While many people suffer from Asperger’s syndrome, very few realize that it can be considered a disability qualifying condition by the Social Security Administration.
Asperger’s syndrome is a mild form of autism that many people have, but many may not know about. Although it is considered to be a “high-functioning” form of autism, the Age of Autism website said it is also characterized by “a lack of functioning, executive functioning, and communicative abilities.” The website said while these problems may appear trivial compared to classic autism, that doesn’t mean they do not severely disable people.
A local ABC affiliate in Houston spoke with Paula Ong, a 36 year-old woman who was diagnosed with Asperger’s after having to switch jobs 13 times. In the article, Dr. Katherine Loveland, director of UTHealth Adult Asperger’s Clinic, said adults with the syndrome are often left wondering “What about me? I know there’s something different.” She said life with Asperger’s can be punishing and said a key to getting better is gaining a better understanding of the syndrome.

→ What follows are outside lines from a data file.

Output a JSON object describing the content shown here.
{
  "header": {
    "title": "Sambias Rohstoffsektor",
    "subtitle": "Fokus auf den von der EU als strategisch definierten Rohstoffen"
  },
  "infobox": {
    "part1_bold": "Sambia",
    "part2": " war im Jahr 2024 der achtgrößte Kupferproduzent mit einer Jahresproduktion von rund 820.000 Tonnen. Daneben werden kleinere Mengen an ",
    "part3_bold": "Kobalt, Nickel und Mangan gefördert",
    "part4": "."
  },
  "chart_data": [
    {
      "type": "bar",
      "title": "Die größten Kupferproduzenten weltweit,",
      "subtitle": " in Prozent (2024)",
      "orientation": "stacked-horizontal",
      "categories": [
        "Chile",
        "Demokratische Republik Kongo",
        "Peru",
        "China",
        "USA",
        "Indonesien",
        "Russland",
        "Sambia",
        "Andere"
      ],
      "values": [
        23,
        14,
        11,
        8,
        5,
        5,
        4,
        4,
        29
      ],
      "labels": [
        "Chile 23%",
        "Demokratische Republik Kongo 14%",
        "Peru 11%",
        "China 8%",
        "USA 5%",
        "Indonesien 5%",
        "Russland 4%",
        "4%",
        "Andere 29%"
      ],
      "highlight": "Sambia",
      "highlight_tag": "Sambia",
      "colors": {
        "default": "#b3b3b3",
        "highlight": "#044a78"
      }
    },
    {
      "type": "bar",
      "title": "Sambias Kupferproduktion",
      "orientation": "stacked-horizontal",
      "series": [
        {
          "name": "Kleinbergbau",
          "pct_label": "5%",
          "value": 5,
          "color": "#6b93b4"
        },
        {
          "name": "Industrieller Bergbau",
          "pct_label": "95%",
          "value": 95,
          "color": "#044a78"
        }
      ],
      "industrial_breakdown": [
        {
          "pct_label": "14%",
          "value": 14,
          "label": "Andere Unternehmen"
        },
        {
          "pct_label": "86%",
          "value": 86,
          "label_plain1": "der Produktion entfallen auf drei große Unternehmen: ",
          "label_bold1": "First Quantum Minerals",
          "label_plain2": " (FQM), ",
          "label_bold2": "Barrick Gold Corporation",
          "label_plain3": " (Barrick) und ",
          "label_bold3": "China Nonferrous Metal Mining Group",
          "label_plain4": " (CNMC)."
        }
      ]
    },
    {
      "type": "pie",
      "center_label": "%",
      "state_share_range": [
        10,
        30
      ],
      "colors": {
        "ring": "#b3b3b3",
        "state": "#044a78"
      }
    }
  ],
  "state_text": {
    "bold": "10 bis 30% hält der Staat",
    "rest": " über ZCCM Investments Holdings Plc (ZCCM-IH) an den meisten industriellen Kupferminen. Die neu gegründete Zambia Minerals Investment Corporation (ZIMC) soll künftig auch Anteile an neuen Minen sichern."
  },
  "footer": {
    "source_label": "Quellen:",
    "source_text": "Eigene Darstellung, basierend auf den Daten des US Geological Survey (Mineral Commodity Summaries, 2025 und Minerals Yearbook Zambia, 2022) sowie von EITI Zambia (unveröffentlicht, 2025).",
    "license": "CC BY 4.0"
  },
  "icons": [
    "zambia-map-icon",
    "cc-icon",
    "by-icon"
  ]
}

The law Offices of Harold W. Conick and Associates, located in Wheaton, Illinois, have successfully represented both children and adults who suffer with Asperger’s syndrome. In order to prevail on a Social Security disability claim, it is important that the claimant has sufficient psychological testing in order to prove the severity of symptoms that are typically associated with Asperger’s syndrome. In the case of children, school records could be helpful for the case as well.